In an idle moment, I browsed through some grainy old black-and-white video clips of the life of Pius XII. I had not realised how much he travelled in the 1930s, when he was Secretary of State. It all looked uncannily like a preview of the culture mainly set in place by S John Paul II, of the travelling papal circus going from country to country, doing big things at big services in a thoroughly big way. Not surprisingly, Cardinal Pacelli was called the cardinale volante (remember that air travel was by no means as every-day at that time), and described as a sort of vice-papa. Occasionally, I was even reminded of Herr Hitler and the cult he fostered ... Pacelli and Hitler have in common a legacy of embarrassing studio photographs showing the Great Man trying out 'to camera' some rhetorical gestures.
I am far from sure that I agree with all that sort of thing.
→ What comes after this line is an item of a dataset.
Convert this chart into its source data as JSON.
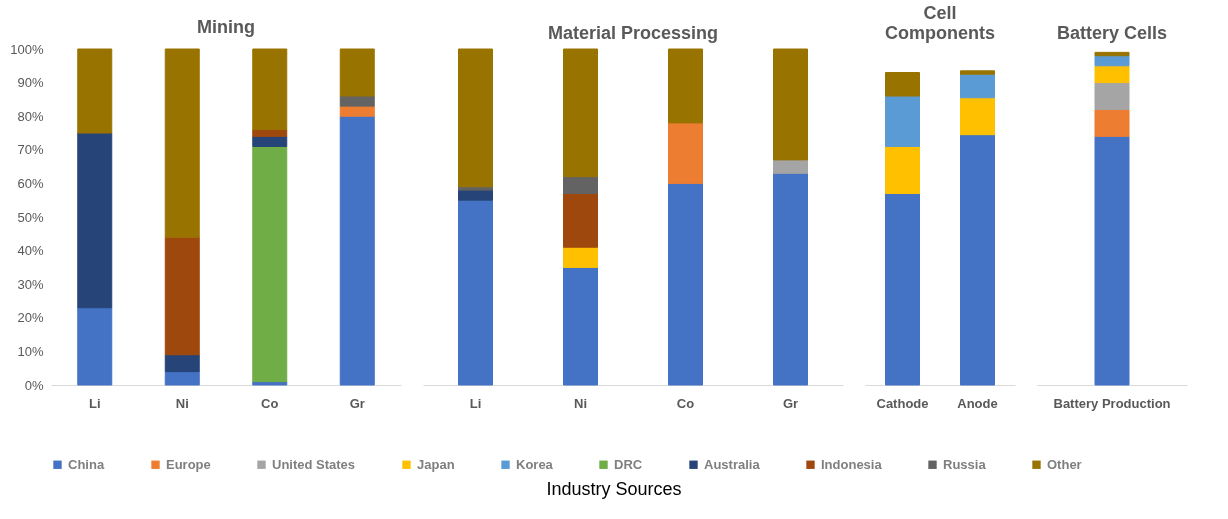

If we are to use our 'modern' technology to whizz images around the world, the sort of things we need to show and be shown must include the lovely clip, reproduced on Eponymous Flower, of Papa Ratzinger silently and most humbly kneeling before his Eucharistic Lord while the Divine Praises are chanted.
Foreign visits? On the one hand, the role of Peter is to strengthen his brethren, and I would have to concede that a papal visit can be very strengthening to a besieged and insecure local Church (and in such circumstances would be even more powerful if it were rarer). But the whole present-day business does rather suggest to me that a pope is a sort of superbishop, which he isn't. He is the Bishop of that Church with which all Christians are supposed to be in communion; of the Church where Peter's voice lives and speaks - so that under specified conditions he articulates the Infallibility of the whole Church and has a Primacy, when and where it is needed, of ensuring that the universal norma fidei is everywhere also the local norm. In a healthy Particular Church, surely the local Successor of the Apostles, the Diocesan Bishop, should be capable, in normal circumstances, of fulfilling the munera apostolica without needing the Head Master to come into his classroom and restore order?
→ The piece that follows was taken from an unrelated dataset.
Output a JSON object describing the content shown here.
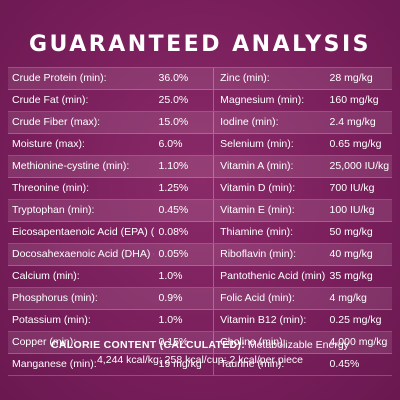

The endless and vulgar showcasing of Papa Bergoglio demonstrates how inherently dangerous this cult of personality really is. Turning the Servus servorum Dei into a cosmopolitan celeb obscures, rather than expresses, his true place in the Church Militant, as that role has been handed down and was taught authoritatively by Vatican I. Even Pio Nono did not consider that his Primacy (which he was indeed anxious to have defined) required him to gad around the world showing it off like a girl with a new engagement ring. And, before anybody draws my attention to the 'pompous' 'Renaissance' rituals of the pre-John Paul I Papacy, I will suggest to you that a pope lurching precariously around on an old-style sedia and with a weighty triregnum* to keep safely balanced on his head was not in a position to posture and gesture and flirt with the mob, or to dish out ill-considered one-liners to a hungry Press. But the modern papal cult, for all its phony 'immediacy' and showy 'spontaneity' and theatrical 'humility', is a much more domineering phenomenon than all those harmlessly quaint bits of baroque fun. And, in the hands of a pope who does not care about doctrine, and who has a supreme over-confidence in the value of his own misguided and often inane off-the-cuff remarks, the entire, present-day officially promoted papal personality cult is a very dangerous and profoundly unedifying tool.
Next time, we could do with a much quieter and less visible and more considered papacy. A pontificate along the lines of the Petrine Ministry as it was so admirably defined in the careful and balanced words of Vatican I; as it was publicly demonstrated in the quiet and gentle Petrine Ministry of Pope Benedict. Perhaps we may even now pray for that man who, in God's omniscient foreknowledge, will be the next Roman Pontiff?
Unless, of course, we are truly living in the Last Days.
* A truly edifyingly and really humble pontiff might resume the use of the papier-mache tiara made for the Coronation of Pius VII after the Conclave held in Venice while Rome was occupied by French revolutionary armies. It was light-weight, and is said last to have been worn by B Pius IX.